Es ist unfassbar, was im Berliner Nahverkehr geschieht

Tagesspiegel-Leser Guido Feldhaus ist Neuberliner und erschüttert über die tägliche Gewalt in der Stadt. Sein Appell: ein Runder Tisch zum öffentlichen Nahverkehr. Diskutieren Sie mit oder schreiben Sie selbst einen Leserkommentar!


Es ist keinesfalls mein Ziel mich damit wichtig zu tun (ich bin in der Sache völlig unbedeutend). Es geht mir lediglich darum zu erfahren, ob es in der Hauptstadt auch nur noch eine einzige Institution gibt, die das Problem Gewalt im öffentlichen Raum – insbesondere im U- und S-Bahn-Umfeld –nachhaltig ernst nimmt und nicht nur bei medialem Blitzlichtgewitter aktiv wird, wenn ein Berliner mal wieder halbtot neben einem Bahngleis aufgefunden wird.

Ein aktueller Vorfall:

Am vergangenen Freitagabend fuhr ich mit der Tram vom U-Bahnhof Eberswalder Straße Richtung Frankfurter Tor. Dort stieg eine Gruppe jüngerer Männer zu, die in der sehr vollen Tram gleich Anti-Sprüche gegen unsere Gesellschaft anstimmten, offensichtlich um Fahrgäste zu provozieren.

Entsprechend entstanden temporär Wortgefechte. Am Bersarinplatz wollten diese „Mitbürger“ aussteigen, stießen noch einmal Drohungen aus und regierten auf eine Wortmeldung eines Passagiers , indem sie erneut in die Bahn gesprungen sind, um den Fahrgast mit einem gezielten Faustschlag auf ein Auge schwerstens zu verletzen. Das Auge war sofort blutunterlaufen, die Täter flüchteten. Alle Passagiere waren entweder desinteressiert oder so gehemmt nicht einzugreifen, obwohl eine klare zahlenmäßige Überlegenheit gegenüber den Tätern bestand. Von Zivilcourage keine Spur. Am Frankfurter Tor machte ich die Fahrerin (ca. 20.30 Uhr) auf die Tat aufmerksam, die Tram stoppte.

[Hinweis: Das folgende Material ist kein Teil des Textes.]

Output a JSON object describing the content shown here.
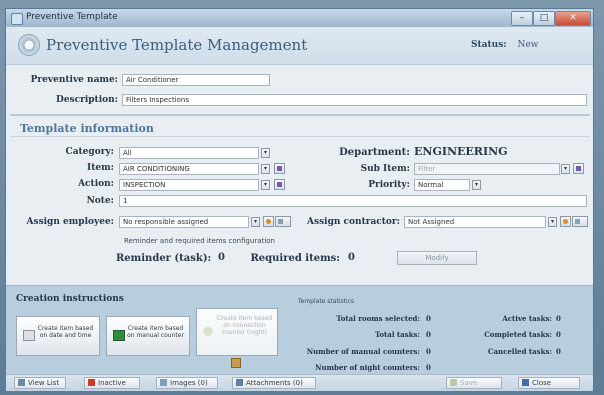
{
  "window": {
    "title": "Preventive Template"
  },
  "header": {
    "title": "Preventive Template Management",
    "status_label": "Status:",
    "status_value": "New"
  },
  "form": {
    "name_label": "Preventive name:",
    "name_value": "Air Conditioner",
    "description_label": "Description:",
    "description_value": "Filters Inspections"
  },
  "template_info": {
    "section_title": "Template information",
    "category_label": "Category:",
    "category_value": "All",
    "item_label": "Item:",
    "item_value": "AIR CONDITIONING",
    "action_label": "Action:",
    "action_value": "INSPECTION",
    "department_label": "Department:",
    "department_value": "ENGINEERING",
    "subitem_label": "Sub Item:",
    "subitem_value": "Filter",
    "priority_label": "Priority:",
    "priority_value": "Normal",
    "note_label": "Note:",
    "note_value": "1",
    "assign_employee_label": "Assign employee:",
    "assign_employee_value": "No responsible assigned",
    "assign_contractor_label": "Assign contractor:",
    "assign_contractor_value": "Not Assigned",
    "reminder_caption": "Reminder and required items configuration",
    "reminder_label": "Reminder (task):",
    "reminder_value": "0",
    "required_label": "Required items:",
    "required_value": "0",
    "modify_label": "Modify"
  },
  "creation": {
    "section_title": "Creation instructions",
    "buttons": [
      {
        "label": "Create item based on date and time"
      },
      {
        "label": "Create item based on manual counter"
      },
      {
        "label": "Create item based on connection counter (night)"
      }
    ],
    "stats_title": "Template statistics",
    "stats_left": [
      {
        "label": "Total rooms selected:",
        "value": "0"
      },
      {
        "label": "Total tasks:",
        "value": "0"
      },
      {
        "label": "Number of manual counters:",
        "value": "0"
      },
      {
        "label": "Number of night counters:",
        "value": "0"
      }
    ],
    "stats_right": [
      {
        "label": "Active tasks:",
        "value": "0"
      },
      {
        "label": "Completed tasks:",
        "value": "0"
      },
      {
        "label": "Cancelled tasks:",
        "value": "0"
      }
    ]
  },
  "footer": {
    "view_list": "View List",
    "inactive": "Inactive",
    "images": "Images (0)",
    "attachments": "Attachments (0)",
    "save": "Save",
    "close": "Close"
  },
  "colors": {
    "accent": "#4a78a0",
    "title": "#3b5e7c",
    "bottom_panel": "#b8cddd"
  }
}
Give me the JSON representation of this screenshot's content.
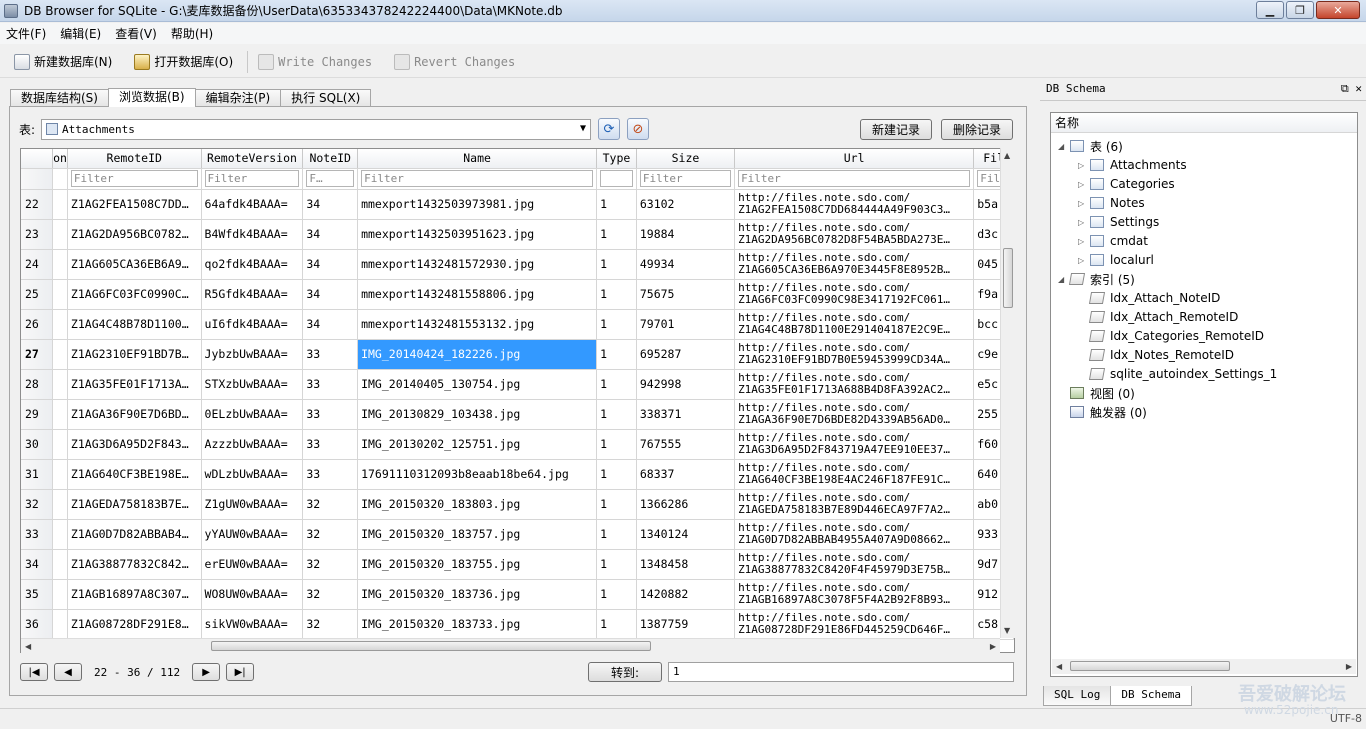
{
  "window": {
    "title": "DB Browser for SQLite - G:\\麦库数据备份\\UserData\\635334378242224400\\Data\\MKNote.db"
  },
  "menu": [
    "文件(F)",
    "编辑(E)",
    "查看(V)",
    "帮助(H)"
  ],
  "toolbar": {
    "new_db": "新建数据库(N)",
    "open_db": "打开数据库(O)",
    "write_changes": "Write Changes",
    "revert_changes": "Revert Changes"
  },
  "tabs": [
    "数据库结构(S)",
    "浏览数据(B)",
    "编辑杂注(P)",
    "执行 SQL(X)"
  ],
  "browse": {
    "table_label": "表:",
    "table_selected": "Attachments",
    "new_record": "新建记录",
    "delete_record": "删除记录",
    "goto_label": "转到:",
    "goto_value": "1",
    "nav_text": "22 - 36 / 112"
  },
  "grid": {
    "columns": [
      "on",
      "RemoteID",
      "RemoteVersion",
      "NoteID",
      "Name",
      "Type",
      "Size",
      "Url",
      "Fil"
    ],
    "filters": [
      "",
      "Filter",
      "Filter",
      "F…",
      "Filter",
      "",
      "Filter",
      "Filter",
      "Fil"
    ],
    "rows": [
      {
        "num": "22",
        "remoteid": "Z1AG2FEA1508C7DD…",
        "version": "64afdk4BAAA=",
        "noteid": "34",
        "name": "mmexport1432503973981.jpg",
        "type": "1",
        "size": "63102",
        "url1": "http://files.note.sdo.com/",
        "url2": "Z1AG2FEA1508C7DD684444A49F903C3…",
        "extra": "b5a"
      },
      {
        "num": "23",
        "remoteid": "Z1AG2DA956BC0782…",
        "version": "B4Wfdk4BAAA=",
        "noteid": "34",
        "name": "mmexport1432503951623.jpg",
        "type": "1",
        "size": "19884",
        "url1": "http://files.note.sdo.com/",
        "url2": "Z1AG2DA956BC0782D8F54BA5BDA273E…",
        "extra": "d3c"
      },
      {
        "num": "24",
        "remoteid": "Z1AG605CA36EB6A9…",
        "version": "qo2fdk4BAAA=",
        "noteid": "34",
        "name": "mmexport1432481572930.jpg",
        "type": "1",
        "size": "49934",
        "url1": "http://files.note.sdo.com/",
        "url2": "Z1AG605CA36EB6A970E3445F8E8952B…",
        "extra": "045"
      },
      {
        "num": "25",
        "remoteid": "Z1AG6FC03FC0990C…",
        "version": "R5Gfdk4BAAA=",
        "noteid": "34",
        "name": "mmexport1432481558806.jpg",
        "type": "1",
        "size": "75675",
        "url1": "http://files.note.sdo.com/",
        "url2": "Z1AG6FC03FC0990C98E3417192FC061…",
        "extra": "f9a"
      },
      {
        "num": "26",
        "remoteid": "Z1AG4C48B78D1100…",
        "version": "uI6fdk4BAAA=",
        "noteid": "34",
        "name": "mmexport1432481553132.jpg",
        "type": "1",
        "size": "79701",
        "url1": "http://files.note.sdo.com/",
        "url2": "Z1AG4C48B78D1100E291404187E2C9E…",
        "extra": "bcc"
      },
      {
        "num": "27",
        "remoteid": "Z1AG2310EF91BD7B…",
        "version": "JybzbUwBAAA=",
        "noteid": "33",
        "name": "IMG_20140424_182226.jpg",
        "type": "1",
        "size": "695287",
        "url1": "http://files.note.sdo.com/",
        "url2": "Z1AG2310EF91BD7B0E59453999CD34A…",
        "extra": "c9e"
      },
      {
        "num": "28",
        "remoteid": "Z1AG35FE01F1713A…",
        "version": "STXzbUwBAAA=",
        "noteid": "33",
        "name": "IMG_20140405_130754.jpg",
        "type": "1",
        "size": "942998",
        "url1": "http://files.note.sdo.com/",
        "url2": "Z1AG35FE01F1713A688B4D8FA392AC2…",
        "extra": "e5c"
      },
      {
        "num": "29",
        "remoteid": "Z1AGA36F90E7D6BD…",
        "version": "0ELzbUwBAAA=",
        "noteid": "33",
        "name": "IMG_20130829_103438.jpg",
        "type": "1",
        "size": "338371",
        "url1": "http://files.note.sdo.com/",
        "url2": "Z1AGA36F90E7D6BDE82D4339AB56AD0…",
        "extra": "255"
      },
      {
        "num": "30",
        "remoteid": "Z1AG3D6A95D2F843…",
        "version": "AzzzbUwBAAA=",
        "noteid": "33",
        "name": "IMG_20130202_125751.jpg",
        "type": "1",
        "size": "767555",
        "url1": "http://files.note.sdo.com/",
        "url2": "Z1AG3D6A95D2F843719A47EE910EE37…",
        "extra": "f60"
      },
      {
        "num": "31",
        "remoteid": "Z1AG640CF3BE198E…",
        "version": "wDLzbUwBAAA=",
        "noteid": "33",
        "name": "17691110312093b8eaab18be64.jpg",
        "type": "1",
        "size": "68337",
        "url1": "http://files.note.sdo.com/",
        "url2": "Z1AG640CF3BE198E4AC246F187FE91C…",
        "extra": "640"
      },
      {
        "num": "32",
        "remoteid": "Z1AGEDA758183B7E…",
        "version": "Z1gUW0wBAAA=",
        "noteid": "32",
        "name": "IMG_20150320_183803.jpg",
        "type": "1",
        "size": "1366286",
        "url1": "http://files.note.sdo.com/",
        "url2": "Z1AGEDA758183B7E89D446ECA97F7A2…",
        "extra": "ab0"
      },
      {
        "num": "33",
        "remoteid": "Z1AG0D7D82ABBAB4…",
        "version": "yYAUW0wBAAA=",
        "noteid": "32",
        "name": "IMG_20150320_183757.jpg",
        "type": "1",
        "size": "1340124",
        "url1": "http://files.note.sdo.com/",
        "url2": "Z1AG0D7D82ABBAB4955A407A9D08662…",
        "extra": "933"
      },
      {
        "num": "34",
        "remoteid": "Z1AG38877832C842…",
        "version": "erEUW0wBAAA=",
        "noteid": "32",
        "name": "IMG_20150320_183755.jpg",
        "type": "1",
        "size": "1348458",
        "url1": "http://files.note.sdo.com/",
        "url2": "Z1AG38877832C8420F4F45979D3E75B…",
        "extra": "9d7"
      },
      {
        "num": "35",
        "remoteid": "Z1AGB16897A8C307…",
        "version": "WO8UW0wBAAA=",
        "noteid": "32",
        "name": "IMG_20150320_183736.jpg",
        "type": "1",
        "size": "1420882",
        "url1": "http://files.note.sdo.com/",
        "url2": "Z1AGB16897A8C3078F5F4A2B92F8B93…",
        "extra": "912"
      },
      {
        "num": "36",
        "remoteid": "Z1AG08728DF291E8…",
        "version": "sikVW0wBAAA=",
        "noteid": "32",
        "name": "IMG_20150320_183733.jpg",
        "type": "1",
        "size": "1387759",
        "url1": "http://files.note.sdo.com/",
        "url2": "Z1AG08728DF291E86FD445259CD646F…",
        "extra": "c58"
      }
    ]
  },
  "schema": {
    "dock_title": "DB Schema",
    "header": "名称",
    "tables_label": "表 (6)",
    "tables": [
      "Attachments",
      "Categories",
      "Notes",
      "Settings",
      "cmdat",
      "localurl"
    ],
    "indexes_label": "索引 (5)",
    "indexes": [
      "Idx_Attach_NoteID",
      "Idx_Attach_RemoteID",
      "Idx_Categories_RemoteID",
      "Idx_Notes_RemoteID",
      "sqlite_autoindex_Settings_1"
    ],
    "views_label": "视图 (0)",
    "triggers_label": "触发器 (0)"
  },
  "dock_tabs": [
    "SQL Log",
    "DB Schema"
  ],
  "status": {
    "encoding": "UTF-8",
    "watermark": "吾爱破解论坛",
    "watermark_url": "www.52pojie.cn"
  }
}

An der Kreuzung wurde von der Polizei gerade ein Verkehrsunfall aufgenommen, so konnte ich die Beamten über den Vorfall informieren.

Das Berliner Problem:

Der geschilderte Fall steht in einer Reihe von Erlebnissen, die ich als Neubürger in Berlin nach gut einem Jahr gemacht habe. Im März/April besuchte ich unter anderem dreimal den Hermannplatz (Huxleys Neue Welt zu Konzerten). Jedes Mal konnte ich Gewalt im öffentlichen Raum wahrnehmen – ohne danach zu suchen. Zweimal übelste Beschimpfungen von Passanten, einmal ein wie oben beschriebener Fall eines Faustschlages gegen einen alten Mann in der U-Bahn. Die noch viel dramatischeren Fälle am Bahnhof Friedrichstraße und Lichtenberg zeigen, dass in Berlin (anders als in jeder anderen deutschen Stadt) ein äußerst massives Gewaltproblem existiert. In Berlin ist man aber nicht bereit daraus die notwendigen Konsequenzen abzuleiten. Kameraüberwachung allein, die zudem nicht so offensichtlich ist, dass Täter diese unmittelbar wahrnehmen, reicht nicht aus, diese Exzesse gegenüber friedlichen Bürgern einzudämmen.